As they look to recruit new workers, utilities are touting the wages they pay, which they did at a career fair hosted this week by Thaddeus Stevens College of Technology in Lancaster for students in mechanical, plumbing, HVAC, and water and environmental technology programs.
The average utility wage in Pennsylvania is just over $93,000 per year, which is nearly twice the average wage for all industries.
According to the U.S. Bureau of Labor Statistics, there has been an 11 percent increase in utility jobs in the last five years. But it has been difficult to find workers to fill them.
The next generation is needed soon
"Our lineworker workforce throughout FirstEnergy continues to age," said Ed Shuttleworth, regional president for Met Ed, adding: "It takes years of specialized training and on-the-job training to become a skilled lineworker."
Besides the retirement of the current workforce, other factors have led to the workforce shortage, such as the need to support new systems and technologies. Engineers, plant operators, field staff – including people who maintain existing systems and build new systems – are all in high demand, as are specialists in areas like cyber security.
"These are great jobs with excellent salaries and benefits which allow individuals to realize the American dream of home-ownership, purchasing cars, taking vacations, and in effect, driving the economy," said William Griscom, president of Thaddeus Stevens College of Technology. "We must ensure that these careers do not hide in plain sight from the next generation of workers."
Job security is one reason why Laura Perry, a student in Thaddeus Stevens' water and environmental technology program, is choosing a career in the utility industry.
"It’s both a public service and it also helps our environment, and it’s something that will always be needed.

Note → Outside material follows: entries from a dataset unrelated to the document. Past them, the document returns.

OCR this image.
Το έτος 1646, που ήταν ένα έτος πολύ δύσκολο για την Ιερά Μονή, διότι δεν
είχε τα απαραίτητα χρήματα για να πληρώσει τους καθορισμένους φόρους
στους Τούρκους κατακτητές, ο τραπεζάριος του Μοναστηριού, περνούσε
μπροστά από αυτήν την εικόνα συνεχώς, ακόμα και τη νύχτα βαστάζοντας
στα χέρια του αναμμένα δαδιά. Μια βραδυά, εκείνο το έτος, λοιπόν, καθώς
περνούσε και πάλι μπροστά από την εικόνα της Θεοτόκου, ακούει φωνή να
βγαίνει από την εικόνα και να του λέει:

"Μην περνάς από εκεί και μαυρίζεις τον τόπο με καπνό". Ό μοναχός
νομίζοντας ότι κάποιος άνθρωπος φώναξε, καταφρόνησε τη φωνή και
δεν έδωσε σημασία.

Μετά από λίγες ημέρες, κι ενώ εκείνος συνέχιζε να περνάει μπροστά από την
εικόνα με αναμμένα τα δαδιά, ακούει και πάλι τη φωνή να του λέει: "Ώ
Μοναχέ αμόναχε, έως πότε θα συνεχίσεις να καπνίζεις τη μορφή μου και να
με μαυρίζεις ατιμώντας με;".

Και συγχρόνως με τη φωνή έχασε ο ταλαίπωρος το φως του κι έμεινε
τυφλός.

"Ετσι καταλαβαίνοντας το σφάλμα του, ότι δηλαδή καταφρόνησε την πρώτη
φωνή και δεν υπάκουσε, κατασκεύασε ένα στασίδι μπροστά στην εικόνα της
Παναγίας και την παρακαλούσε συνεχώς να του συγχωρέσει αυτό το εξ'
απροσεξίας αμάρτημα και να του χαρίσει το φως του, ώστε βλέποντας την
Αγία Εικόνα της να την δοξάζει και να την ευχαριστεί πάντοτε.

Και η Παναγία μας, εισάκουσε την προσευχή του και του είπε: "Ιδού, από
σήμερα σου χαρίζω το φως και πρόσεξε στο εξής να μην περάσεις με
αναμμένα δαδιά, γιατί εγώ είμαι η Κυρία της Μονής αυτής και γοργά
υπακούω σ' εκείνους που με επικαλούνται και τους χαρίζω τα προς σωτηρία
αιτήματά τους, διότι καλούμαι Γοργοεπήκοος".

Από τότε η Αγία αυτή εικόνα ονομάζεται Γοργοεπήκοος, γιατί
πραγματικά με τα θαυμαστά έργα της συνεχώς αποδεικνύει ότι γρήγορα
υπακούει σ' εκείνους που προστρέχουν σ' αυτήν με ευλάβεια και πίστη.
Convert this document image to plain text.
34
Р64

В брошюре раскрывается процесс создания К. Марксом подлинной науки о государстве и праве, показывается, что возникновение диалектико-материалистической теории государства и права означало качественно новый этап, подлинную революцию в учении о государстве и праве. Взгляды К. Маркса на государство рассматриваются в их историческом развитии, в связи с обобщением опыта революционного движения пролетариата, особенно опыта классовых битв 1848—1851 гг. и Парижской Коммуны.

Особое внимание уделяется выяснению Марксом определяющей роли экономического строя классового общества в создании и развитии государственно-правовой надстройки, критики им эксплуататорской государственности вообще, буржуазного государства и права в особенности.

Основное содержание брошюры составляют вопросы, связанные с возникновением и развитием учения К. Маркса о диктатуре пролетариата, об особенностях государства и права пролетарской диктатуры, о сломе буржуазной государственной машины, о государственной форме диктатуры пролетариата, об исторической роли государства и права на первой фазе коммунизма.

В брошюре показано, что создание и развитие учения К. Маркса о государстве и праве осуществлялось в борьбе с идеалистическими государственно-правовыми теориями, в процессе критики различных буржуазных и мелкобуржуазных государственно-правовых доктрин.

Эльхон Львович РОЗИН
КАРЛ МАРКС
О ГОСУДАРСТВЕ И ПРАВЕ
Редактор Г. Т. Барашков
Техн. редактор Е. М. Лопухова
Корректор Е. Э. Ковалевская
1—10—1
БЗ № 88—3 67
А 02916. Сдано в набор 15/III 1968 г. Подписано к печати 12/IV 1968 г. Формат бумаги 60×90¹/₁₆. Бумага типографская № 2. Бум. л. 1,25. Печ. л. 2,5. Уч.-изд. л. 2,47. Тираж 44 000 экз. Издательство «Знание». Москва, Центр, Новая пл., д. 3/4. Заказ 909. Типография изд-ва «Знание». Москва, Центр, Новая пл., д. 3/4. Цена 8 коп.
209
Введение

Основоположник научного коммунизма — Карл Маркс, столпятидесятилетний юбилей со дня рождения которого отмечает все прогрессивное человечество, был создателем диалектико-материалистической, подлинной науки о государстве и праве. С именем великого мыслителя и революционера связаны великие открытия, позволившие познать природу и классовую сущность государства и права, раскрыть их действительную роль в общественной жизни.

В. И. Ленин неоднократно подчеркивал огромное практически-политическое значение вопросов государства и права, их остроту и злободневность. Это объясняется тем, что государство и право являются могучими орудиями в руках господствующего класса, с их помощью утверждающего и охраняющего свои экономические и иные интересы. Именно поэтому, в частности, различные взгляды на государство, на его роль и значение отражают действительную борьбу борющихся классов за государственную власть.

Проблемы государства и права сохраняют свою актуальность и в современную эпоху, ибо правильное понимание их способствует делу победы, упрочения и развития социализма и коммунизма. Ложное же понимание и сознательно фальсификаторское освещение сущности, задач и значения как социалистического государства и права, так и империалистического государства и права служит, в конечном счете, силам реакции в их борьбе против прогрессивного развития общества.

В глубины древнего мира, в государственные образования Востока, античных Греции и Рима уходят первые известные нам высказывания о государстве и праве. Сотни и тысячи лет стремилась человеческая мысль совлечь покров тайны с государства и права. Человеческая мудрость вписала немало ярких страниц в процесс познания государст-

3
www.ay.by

Our need for clean water will never go away," she said.
Nationally, utilities are expected to hire an additional 70,000 workers by the year 2020. And future growth is expected to create an estimated 1.5 million utility jobs by 2030.
While the projections are great for skilled job seekers, the situation is dire when seen through the other side of the looking glass. Experts say the labor shortage is an impediment to economic development and growth, and is only expected to grow in the coming years.
"This is an issue that goes far beyond the utility agency. It’s an issue that has the potential to impact all of us in terms of the reliability and the cost of our utility services and the health and safety of our communities," warned Pennsylvania Public Utility Commission Chairwoman Gladys Brown.